Git workflow for research databases: Remotes and forks

Written on May 13, 2015

After having submitted pull requests to the Software Carpentry’s Git novice lessons as part of the instructor training, I realized that the workflow they use (and I am sure many others use) looks like a very good workflow to adopt for my research database (that other students also use and that will eventually start contributing to). So, I’ve significantly updated the workflow I had originally posted here.

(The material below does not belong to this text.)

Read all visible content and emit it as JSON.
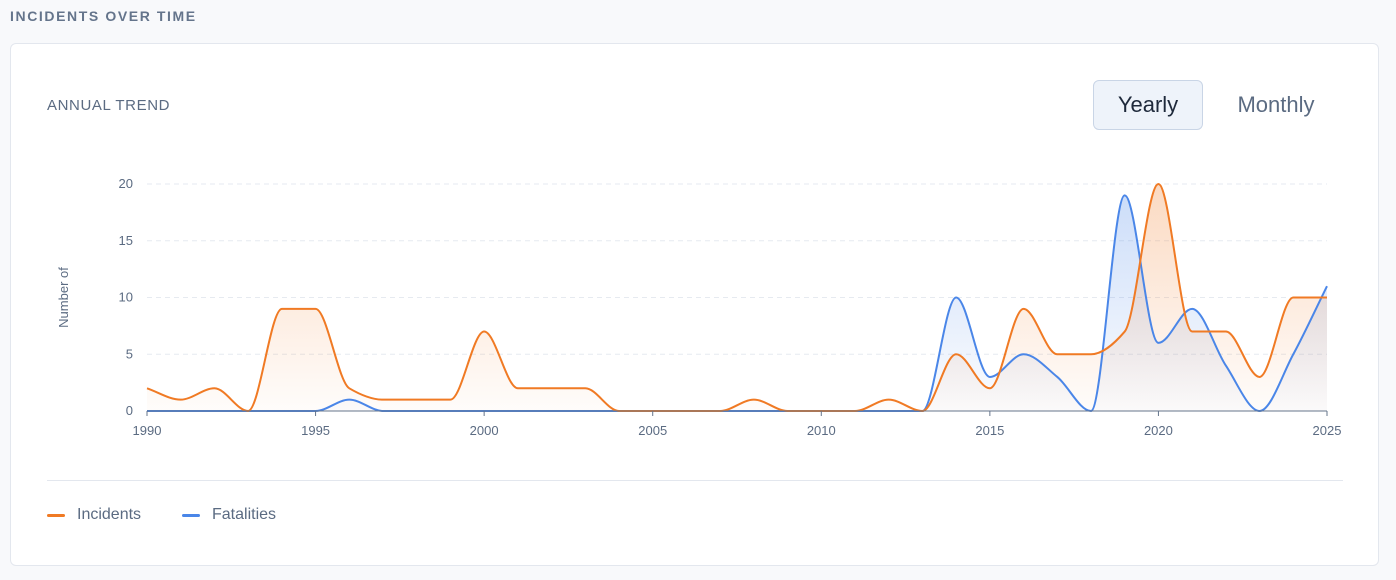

Dataset workflow for team environments

A brief summary (tl;dr):

  • The components include:
    • A central/main dataset (in BitBucket or GitHub)
    • A forked version of the dataset in each members own account
    • A local version on each members computers
  • The actions include:
    • Pulling from the main dataset (upstream remote) into the local version
    • Pushing (or pulling as well) to the forked dataset (origin remote) into (or out of) the local version
    • Submitting a pull request from the forked dataset to the main dataset and allowing others to comment and/or approve of the pull request

Previously, I thought it would be good to have two branches, the master and the dev branch. However, this was needlessly complicated and didn’t allow for more control over who/what was pushed to the main dataset. Plus, the number of redundant (ie. extra backups) of the main dataset was not that high (one main plus each of the team members own local version: 1 + n). However, using the workflow that Software Carpentry uses provides additional benefits:

  1. Greater control over who/what gets into the main dataset
  2. Greater redundance (main + forked + local: 1 + 2 * number of team members) and so more backups
  3. Less branches to deal with (only master)
  4. Less complicated set up on the local computer

The workflow I am talking about is best encapsulated in this image:

Workflow for datasets in a team environment.

To get to this state, you need to:

  1. Fork the main dataset into your own account (either BitBucket or GitHub)
  2. Clone the forked dataset onto your computer, preferably in your ‘My Documents’ or your ‘Datasets’ folders. Using the terminal/Git Bash, cd into the folder you want to clone the dataset into and copy the link usually provided for the repo on the right/top side in the GitHub/BitBucket site and paste into:

     git clone https://linkfromrepo/youraccount/yourforkeddataset.git
  3. Go into the newly cloned dataset folder (or whatever name) using cd and add the upstream remote:

     git remote add upstream https://linkfromrepo/mainaccount/maindataset.git

    To keep up-to-date with the main dataset, just run git pull upstream master. To push (or pull) to your forked version, use git push origin master (or git pull origin master).

Commits and pull requests

To make sure that commits and the version control history are clean, create a goal for what needs done and work toward that goal. As files are changed, make sure to git add and git commit often, providing detailed commit messages. A typical format for a commit message

Brief, short description on the first line

Then, expand on this next line, going into what you changed, why you changed it. Be descriptive and detailed here. You can write as much as you like. It is really important that you explain yourself and the changes for other people who will be using the dataset. Note the space between the first line and the more detailed paragraph.

After a goal has been completed, submit a pull request to the main dataset. Depending on the changes, you may need to make some more changes and update the pull request. Then the pull request will be merged with the main dataset and you can git pull upstream master to keep your local version updated.

Typical commands used in this workflow

Each line represents an individual command, while the ## indicate a comment, so anything after the ## does nothing in the terminal/Git Bash.

## Go to dataset/my documents
cd /path/to/your/dataset/folder 

## Clone the forked dataset
git clone https://linkfromrepo/youraccount/yourforkeddataset.git

## Move into the new folder
cd yourforkeddataset 

## Add the upstream (main dataset) to pull from
git remote add upstream https://linkfromrepo/mainaccount/maindataset.git

## Confirm that there are origin and upstream remotes
git remote -v 

## Change some files
git add filename1 filename2

## Commit to the git history and type out a detailed message
git commit 

## Pull from upstream just in case
git pull upstream master

## Fix any conflicts if need be
git push origin master

On BitBucket/GitHub, the three things you will need to do is “Fork” the repo, copy the https link, and use the “Pull request”, that’s it.